Dans les petits pots, les meilleurs onguents

Nathalie Rigg, première lauréate de la Bourse de la Fondation Betty-Riddell.

Merci!

« J'ai été honorée de recevoir la Bourse de la Fondation Betty-Riddell. Ça m'a motivée. Cette bourse est un investissement dans mon avenir. J'ai pu me concentrer davantage sur mes études au lieu de me demander comment j'arriverais à joindre les deux bouts. »

– Nathalie Rigg, étudiante de 3e année en sciences infirmières

Du haut de ses 150 cm, Betty Riddell en imposait par une force de caractère hors du commun. Au moment où elle termine sa formation d'infirmière, dans son Manitoba natal, la Deuxième Guerre mondiale éclate. L'armée canadienne, à qui elle offre ses services, refuse de la prendre, sans doute à cause de sa petite stature. Loin de se démonter, elle court s'enrôler dans les forces américaines, où elle sert pendant 35 mois.
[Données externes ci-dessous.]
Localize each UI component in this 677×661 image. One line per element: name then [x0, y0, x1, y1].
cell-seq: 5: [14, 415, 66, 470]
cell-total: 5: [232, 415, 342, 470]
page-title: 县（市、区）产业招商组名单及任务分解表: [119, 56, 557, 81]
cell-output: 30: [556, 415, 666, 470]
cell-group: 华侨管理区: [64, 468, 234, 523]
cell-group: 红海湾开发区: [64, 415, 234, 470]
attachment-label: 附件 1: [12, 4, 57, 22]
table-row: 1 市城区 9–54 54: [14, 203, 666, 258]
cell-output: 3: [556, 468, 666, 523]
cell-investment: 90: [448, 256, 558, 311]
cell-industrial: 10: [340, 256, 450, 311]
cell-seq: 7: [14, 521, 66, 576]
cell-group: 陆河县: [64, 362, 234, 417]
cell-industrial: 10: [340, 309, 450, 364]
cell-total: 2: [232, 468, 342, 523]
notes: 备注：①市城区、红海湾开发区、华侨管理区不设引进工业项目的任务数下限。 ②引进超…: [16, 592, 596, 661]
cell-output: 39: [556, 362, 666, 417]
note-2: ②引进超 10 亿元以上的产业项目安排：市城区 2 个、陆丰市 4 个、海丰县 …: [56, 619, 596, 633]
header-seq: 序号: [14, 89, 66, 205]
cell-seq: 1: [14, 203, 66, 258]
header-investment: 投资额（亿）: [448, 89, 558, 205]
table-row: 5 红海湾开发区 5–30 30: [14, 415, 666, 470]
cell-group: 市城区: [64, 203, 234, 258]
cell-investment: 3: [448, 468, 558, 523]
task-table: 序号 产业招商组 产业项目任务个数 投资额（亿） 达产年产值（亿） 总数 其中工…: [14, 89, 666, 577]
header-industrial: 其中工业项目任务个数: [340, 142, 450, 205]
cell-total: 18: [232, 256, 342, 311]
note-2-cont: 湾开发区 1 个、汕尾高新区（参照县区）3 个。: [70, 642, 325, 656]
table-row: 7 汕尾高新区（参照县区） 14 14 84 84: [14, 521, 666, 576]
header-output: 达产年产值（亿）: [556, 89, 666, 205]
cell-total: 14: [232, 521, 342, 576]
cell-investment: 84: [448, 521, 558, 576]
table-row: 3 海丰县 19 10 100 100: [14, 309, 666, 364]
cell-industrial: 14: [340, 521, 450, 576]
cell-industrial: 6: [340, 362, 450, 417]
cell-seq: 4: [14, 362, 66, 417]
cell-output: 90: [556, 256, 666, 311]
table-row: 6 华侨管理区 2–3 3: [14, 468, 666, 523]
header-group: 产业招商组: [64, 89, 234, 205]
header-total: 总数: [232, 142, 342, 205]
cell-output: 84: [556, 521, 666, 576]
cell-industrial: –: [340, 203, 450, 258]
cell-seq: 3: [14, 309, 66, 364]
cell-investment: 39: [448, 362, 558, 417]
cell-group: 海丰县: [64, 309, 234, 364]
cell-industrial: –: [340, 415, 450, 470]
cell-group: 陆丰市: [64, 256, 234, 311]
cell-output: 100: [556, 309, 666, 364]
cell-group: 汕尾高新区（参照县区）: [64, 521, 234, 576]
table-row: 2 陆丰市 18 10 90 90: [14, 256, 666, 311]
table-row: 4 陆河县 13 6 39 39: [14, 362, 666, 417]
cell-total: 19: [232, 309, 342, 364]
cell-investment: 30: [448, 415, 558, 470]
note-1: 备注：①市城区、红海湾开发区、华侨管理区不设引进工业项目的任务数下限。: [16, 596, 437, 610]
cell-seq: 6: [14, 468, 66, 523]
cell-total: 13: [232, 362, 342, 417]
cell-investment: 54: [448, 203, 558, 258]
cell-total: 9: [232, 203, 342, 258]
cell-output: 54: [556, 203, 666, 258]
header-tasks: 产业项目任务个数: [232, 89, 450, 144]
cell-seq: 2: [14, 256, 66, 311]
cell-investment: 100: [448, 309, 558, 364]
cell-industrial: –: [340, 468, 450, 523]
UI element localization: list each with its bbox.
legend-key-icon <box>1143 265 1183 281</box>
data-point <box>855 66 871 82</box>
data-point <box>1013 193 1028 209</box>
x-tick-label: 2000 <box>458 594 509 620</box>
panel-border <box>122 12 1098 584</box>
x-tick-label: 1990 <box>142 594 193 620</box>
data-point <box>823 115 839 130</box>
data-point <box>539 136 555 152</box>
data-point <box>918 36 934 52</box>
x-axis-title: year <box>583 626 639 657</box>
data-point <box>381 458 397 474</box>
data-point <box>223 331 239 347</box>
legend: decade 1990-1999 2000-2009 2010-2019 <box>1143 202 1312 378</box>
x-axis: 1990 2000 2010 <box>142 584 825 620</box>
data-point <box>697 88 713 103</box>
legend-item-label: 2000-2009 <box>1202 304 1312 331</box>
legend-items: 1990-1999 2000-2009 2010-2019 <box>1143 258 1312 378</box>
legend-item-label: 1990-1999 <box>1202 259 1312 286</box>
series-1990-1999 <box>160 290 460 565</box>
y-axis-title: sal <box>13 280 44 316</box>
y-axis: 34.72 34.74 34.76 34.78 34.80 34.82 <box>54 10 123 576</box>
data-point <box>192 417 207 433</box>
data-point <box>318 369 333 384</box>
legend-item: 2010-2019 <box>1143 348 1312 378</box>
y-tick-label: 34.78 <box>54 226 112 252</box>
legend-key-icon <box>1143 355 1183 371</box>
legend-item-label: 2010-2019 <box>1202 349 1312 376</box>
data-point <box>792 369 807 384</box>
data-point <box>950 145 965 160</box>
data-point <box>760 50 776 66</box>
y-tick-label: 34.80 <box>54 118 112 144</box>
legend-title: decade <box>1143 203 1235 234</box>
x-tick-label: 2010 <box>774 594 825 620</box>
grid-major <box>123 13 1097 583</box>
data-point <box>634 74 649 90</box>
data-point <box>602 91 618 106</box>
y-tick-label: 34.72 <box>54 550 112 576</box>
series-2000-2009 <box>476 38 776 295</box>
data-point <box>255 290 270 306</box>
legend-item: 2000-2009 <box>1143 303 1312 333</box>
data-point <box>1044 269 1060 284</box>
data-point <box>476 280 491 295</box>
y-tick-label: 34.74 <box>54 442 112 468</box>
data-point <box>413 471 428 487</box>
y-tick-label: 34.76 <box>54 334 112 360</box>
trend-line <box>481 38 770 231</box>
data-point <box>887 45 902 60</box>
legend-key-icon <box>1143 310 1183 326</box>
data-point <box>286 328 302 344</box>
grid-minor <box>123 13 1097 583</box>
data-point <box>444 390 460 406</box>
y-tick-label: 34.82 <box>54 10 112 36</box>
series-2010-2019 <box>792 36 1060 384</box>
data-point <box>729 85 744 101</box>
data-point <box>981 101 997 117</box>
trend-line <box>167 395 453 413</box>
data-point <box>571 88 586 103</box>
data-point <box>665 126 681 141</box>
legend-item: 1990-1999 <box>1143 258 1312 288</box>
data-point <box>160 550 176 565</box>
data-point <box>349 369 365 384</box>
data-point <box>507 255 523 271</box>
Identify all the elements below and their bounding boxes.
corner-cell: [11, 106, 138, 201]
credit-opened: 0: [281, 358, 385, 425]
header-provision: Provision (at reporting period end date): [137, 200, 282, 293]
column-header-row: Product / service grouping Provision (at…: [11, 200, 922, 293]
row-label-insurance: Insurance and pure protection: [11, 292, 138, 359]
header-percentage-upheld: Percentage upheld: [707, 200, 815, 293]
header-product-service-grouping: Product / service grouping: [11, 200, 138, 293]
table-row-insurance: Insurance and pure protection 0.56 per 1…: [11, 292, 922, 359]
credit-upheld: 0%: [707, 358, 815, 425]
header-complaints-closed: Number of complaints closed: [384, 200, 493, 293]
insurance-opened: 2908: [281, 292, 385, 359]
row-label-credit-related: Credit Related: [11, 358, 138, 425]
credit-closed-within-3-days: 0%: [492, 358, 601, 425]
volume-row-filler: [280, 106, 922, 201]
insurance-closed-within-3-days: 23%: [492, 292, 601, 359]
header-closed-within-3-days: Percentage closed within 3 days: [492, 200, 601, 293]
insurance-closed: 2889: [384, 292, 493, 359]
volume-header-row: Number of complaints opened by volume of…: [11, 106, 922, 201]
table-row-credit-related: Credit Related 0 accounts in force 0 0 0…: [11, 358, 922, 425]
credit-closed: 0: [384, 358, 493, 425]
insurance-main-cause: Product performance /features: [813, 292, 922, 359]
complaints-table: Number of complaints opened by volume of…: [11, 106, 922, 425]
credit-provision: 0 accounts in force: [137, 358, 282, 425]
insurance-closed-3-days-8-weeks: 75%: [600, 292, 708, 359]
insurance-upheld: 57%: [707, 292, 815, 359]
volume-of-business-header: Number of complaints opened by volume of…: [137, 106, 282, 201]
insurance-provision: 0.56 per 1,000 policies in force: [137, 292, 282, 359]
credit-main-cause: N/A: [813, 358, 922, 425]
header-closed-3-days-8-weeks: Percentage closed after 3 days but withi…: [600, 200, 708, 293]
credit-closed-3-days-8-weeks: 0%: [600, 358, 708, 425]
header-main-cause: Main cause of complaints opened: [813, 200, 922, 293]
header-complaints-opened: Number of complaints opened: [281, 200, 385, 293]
Elle revient plus tard au Canada pour y poursuivre une stimulante carrière d'infirmière et d'administratrice. Frugale de nature et guidée par le goût de faire une différence dans la vie des gens, Mme Riddell réussira, à force de temps, d'économies et de placements judicieux, à accumuler de quoi faire d'importants legs aux causes qui lui tiennent le plus à cœur : les arts, les animaux et l'éducation. Après son décès à 96 ans en 2011, l'impact de sa grande générosité s'est fait sentir dans toute la région, y compris à l'Université d'Ottawa.

Nathalie Rigg a été la première lauréate de la Bourse de la Fondation Betty-Riddell, qui vise à aider financièrement une personne inscrite en sciences infirmières à l'Université d'Ottawa. Pour elle, comme pour Mme Riddell à l'époque, la partie n'était pas gagnée d'avance : « Je viens d'une famille monoparentale, et un de mes frères a des besoins spéciaux. Mes finances sont mon plus gros obstacle. » La bourse créée par Mme Riddell a permis d'atténuer le fardeau financier de la jeune femme, qui entame maintenant sa troisième année d'études.

« Betty a justement créé cette bourse pour faciliter l'accès aux études d'une personne désavantagée sur le plan financier », indique maître Michel Drapeau, exécuteur testamentaire de Mme Riddell. Lui-même colonel à la retraite, Me Drapeau s'était rapidement lié d'amitié avec cette femme dont il admirait la vivacité d'esprit et la détermination, et avec qui il partageait un passé militaire.

« Je pense qu'aujourd'hui, comme dans le temps, nous avons besoin de modèles, poursuit-il. Et y a-t-il un meilleur modèle que Betty Riddell? Ce qu'elle a fait, c'est redonner à la société. Ce n'est pas un don qui venait d'une fortune familiale, c'est quelque chose qu'elle a gagné par elle-même. En plus, elle avait une carrière qui était vraiment intéressante. C'est un exemple à suivre. »

Toute sa vie, Mme Riddell a tracé sa propre voie. À la génération suivante, maintenant, de lui emboîter le pas.